Is the retail ballgame played on a level field?

Published on: 2015-02-05

The Retail Design Divas ponder:

Many products sitting on retail shelves and hanging on racks today are sourced overseas. North American design firms are searching and winning creative opportunities offshore, as many retailers here are becoming increasingly conservative and companies are successfully joining up with international partners for the budgetary and talent pool advantages they offer. It appears that along with technology, retailing--and its supportive community--is one of the most global of all business activities.

So what is politically, ethically and economically the right thing to do?

Our take:

This is obviously a politically-charged question that doesn't (yet) have an obviously right answer... and it may never. From an economic standpoint, one might argue that what's best for the big corporations that continue to employ millions of Americans  is best for the American people. Likewise, plentiful access to cheap goods and labor have granted the current generation of Americans heretofore unseen levels of personal wealth. From a different perspective, if the profits from US corporations aren't helping the US economy, why should the US government allow them a loophole that siphons off billions of dollars in taxes and encourages these companies to expand more of their operations overseas?
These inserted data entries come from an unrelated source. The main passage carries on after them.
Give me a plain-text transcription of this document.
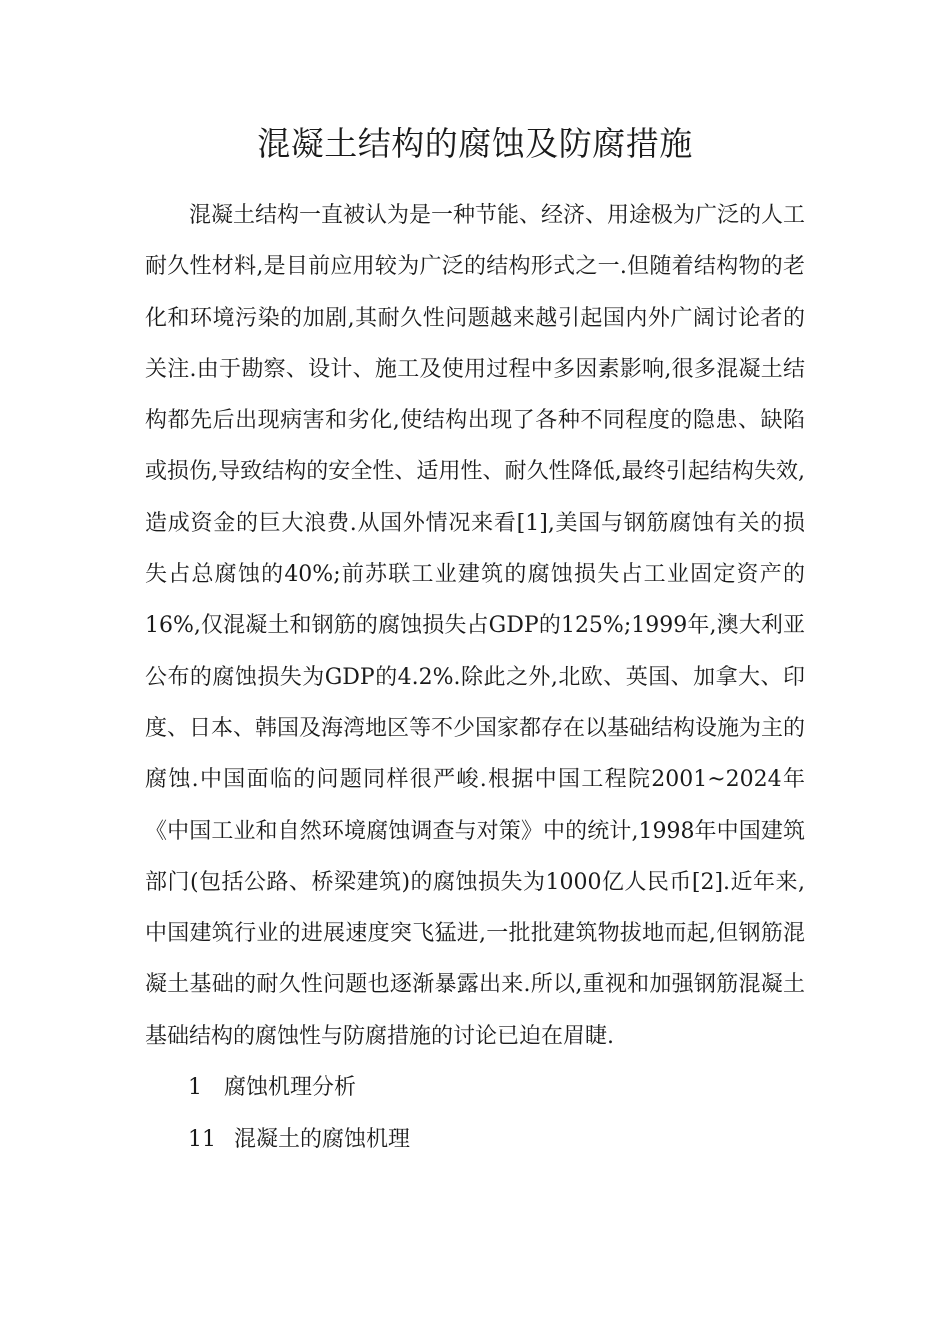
混凝土结构的腐蚀及防腐措施

混凝土结构一直被认为是一种节能、经济、用途极为广泛的人工耐久性材料,是目前应用较为广泛的结构形式之一.但随着结构物的老化和环境污染的加剧,其耐久性问题越来越引起国内外广阔讨论者的关注.由于勘察、设计、施工及使用过程中多因素影响,很多混凝土结构都先后出现病害和劣化,使结构出现了各种不同程度的隐患、缺陷或损伤,导致结构的安全性、适用性、耐久性降低,最终引起结构失效,造成资金的巨大浪费.从国外情况来看[1],美国与钢筋腐蚀有关的损失占总腐蚀的40%;前苏联工业建筑的腐蚀损失占工业固定资产的16%,仅混凝土和钢筋的腐蚀损失占GDP的125%;1999年,澳大利亚公布的腐蚀损失为GDP的4.2%.除此之外,北欧、英国、加拿大、印度、日本、韩国及海湾地区等不少国家都存在以基础结构设施为主的腐蚀.中国面临的问题同样很严峻.根据中国工程院2001~2024年《中国工业和自然环境腐蚀调查与对策》中的统计,1998年中国建筑部门(包括公路、桥梁建筑)的腐蚀损失为1000亿人民币[2].近年来,中国建筑行业的进展速度突飞猛进,一批批建筑物拔地而起,但钢筋混凝土基础的耐久性问题也逐渐暴露出来.所以,重视和加强钢筋混凝土基础结构的腐蚀性与防腐措施的讨论已迫在眉睫.

1 腐蚀机理分析

11 混凝土的腐蚀机理
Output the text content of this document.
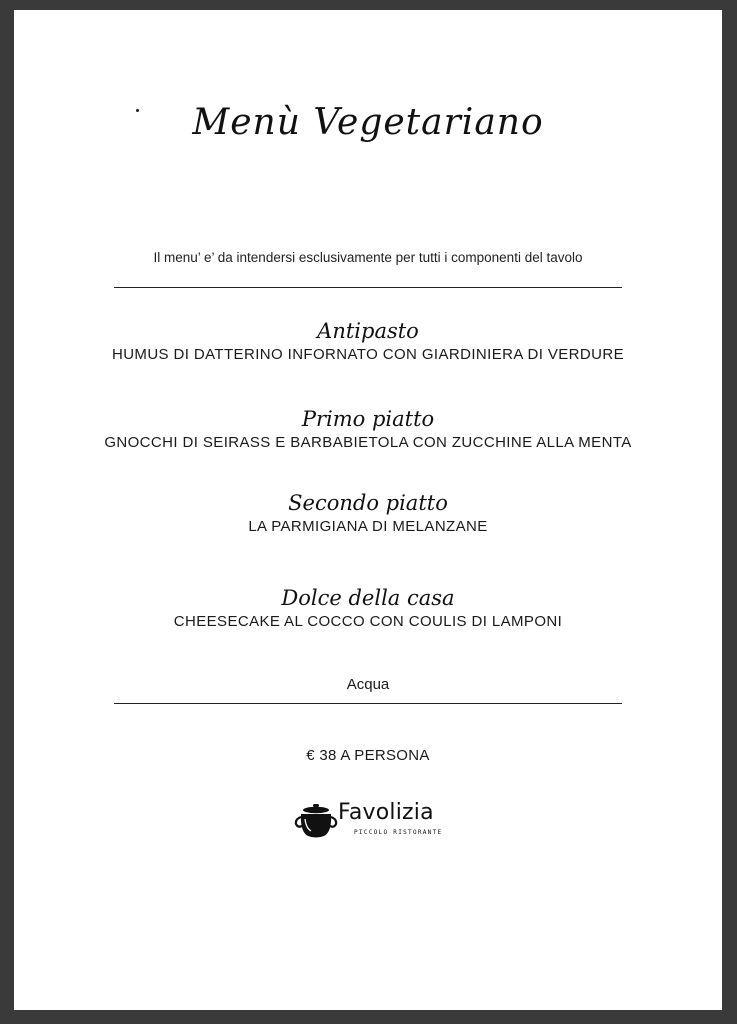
Menù Vegetariano
Il menu’ e’ da intendersi esclusivamente per tutti i componenti del tavolo
Antipasto
HUMUS DI DATTERINO INFORNATO CON GIARDINIERA DI VERDURE
Primo piatto
GNOCCHI DI SEIRASS E BARBABIETOLA CON ZUCCHINE ALLA MENTA
Secondo piatto
LA PARMIGIANA DI MELANZANE
Dolce della casa
CHEESECAKE AL COCCO CON COULIS DI LAMPONI
Acqua
€ 38 A PERSONA
Favolizia
PICCOLO RISTORANTE
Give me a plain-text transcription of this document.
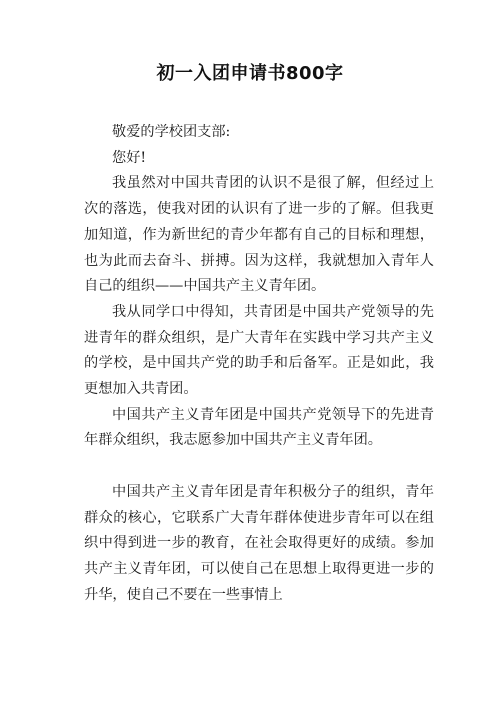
初一入团申请书800字

敬爱的学校团支部:

您好!

我虽然对中国共青团的认识不是很了解，但经过上次的落选，使我对团的认识有了进一步的了解。但我更加知道，作为新世纪的青少年都有自己的目标和理想，也为此而去奋斗、拼搏。因为这样，我就想加入青年人自己的组织——中国共产主义青年团。

我从同学口中得知，共青团是中国共产党领导的先进青年的群众组织，是广大青年在实践中学习共产主义的学校，是中国共产党的助手和后备军。正是如此，我更想加入共青团。

中国共产主义青年团是中国共产党领导下的先进青年群众组织，我志愿参加中国共产主义青年团。

中国共产主义青年团是青年积极分子的组织，青年群众的核心，它联系广大青年群体使进步青年可以在组织中得到进一步的教育，在社会取得更好的成绩。参加共产主义青年团，可以使自己在思想上取得更进一步的升华，使自己不要在一些事情上
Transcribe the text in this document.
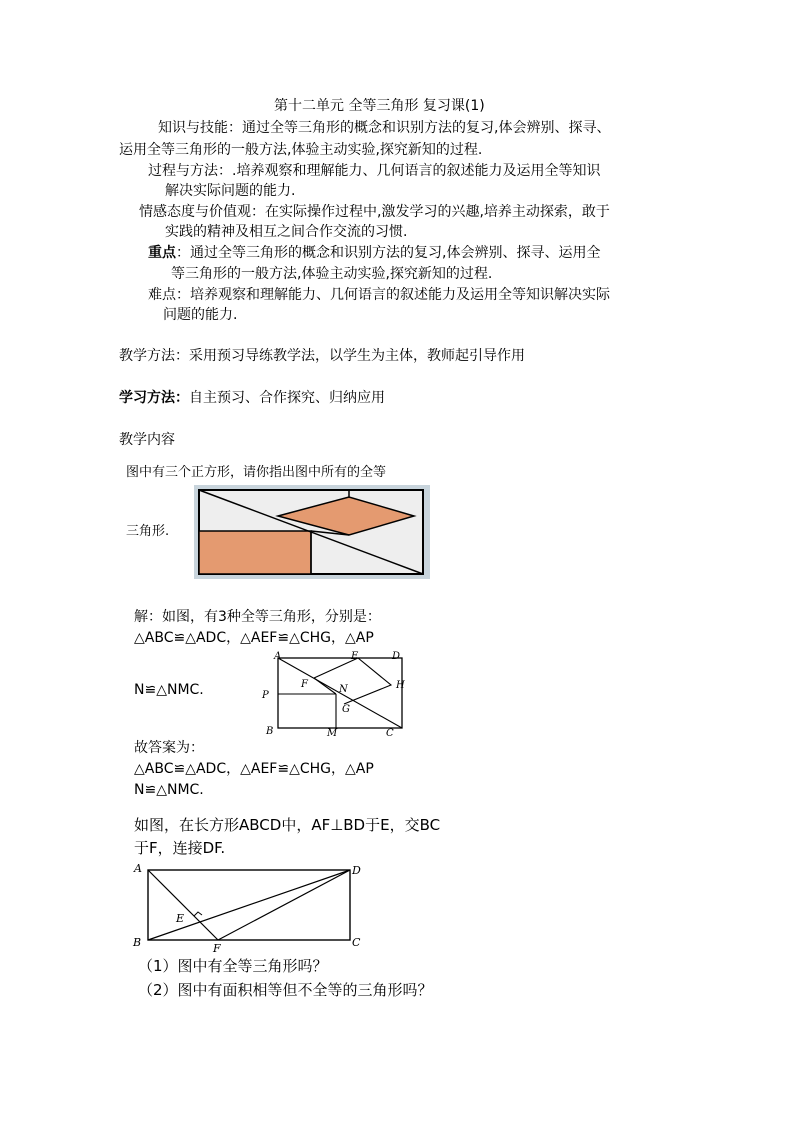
第十二单元 全等三角形 复习课(1)
知识与技能：通过全等三角形的概念和识别方法的复习,体会辨别、探寻、
运用全等三角形的一般方法,体验主动实验,探究新知的过程.
过程与方法：.培养观察和理解能力、几何语言的叙述能力及运用全等知识
解决实际问题的能力.
情感态度与价值观：在实际操作过程中,激发学习的兴趣,培养主动探索，敢于
实践的精神及相互之间合作交流的习惯.
重点：通过全等三角形的概念和识别方法的复习,体会辨别、探寻、运用全
等三角形的一般方法,体验主动实验,探究新知的过程.
难点：培养观察和理解能力、几何语言的叙述能力及运用全等知识解决实际
问题的能力.
教学方法：采用预习导练教学法，以学生为主体，教师起引导作用
学习方法：自主预习、合作探究、归纳应用
教学内容
图中有三个正方形，请你指出图中所有的全等
三角形.
解：如图，有3种全等三角形，分别是：
△ABC≌△ADC，△AEF≌△CHG，△AP
N≌△NMC.
A	E	D
F	N	H
P
G
B	M	C
故答案为：
△ABC≌△ADC，△AEF≌△CHG，△AP
N≌△NMC.
如图，在长方形ABCD中，AF⊥BD于E，交BC
于F，连接DF.
A	D
E
B	F	C
（1）图中有全等三角形吗？
（2）图中有面积相等但不全等的三角形吗？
We've not yet seen much impact in stores that primarily sell goods manufactured overseas, aside from a dip in sales during the period when all of those lead-painted toys were shipping out of China.  Should the current economic downturn in the US continue, will shoppers decide to vote with their wallets and support a more isolationist policy, or will they simply try to stretch their dollars as far as possible by buying the lowest-cost goods.  It seems to us that like our love of credit, this might be a buy now, pay later type of affair.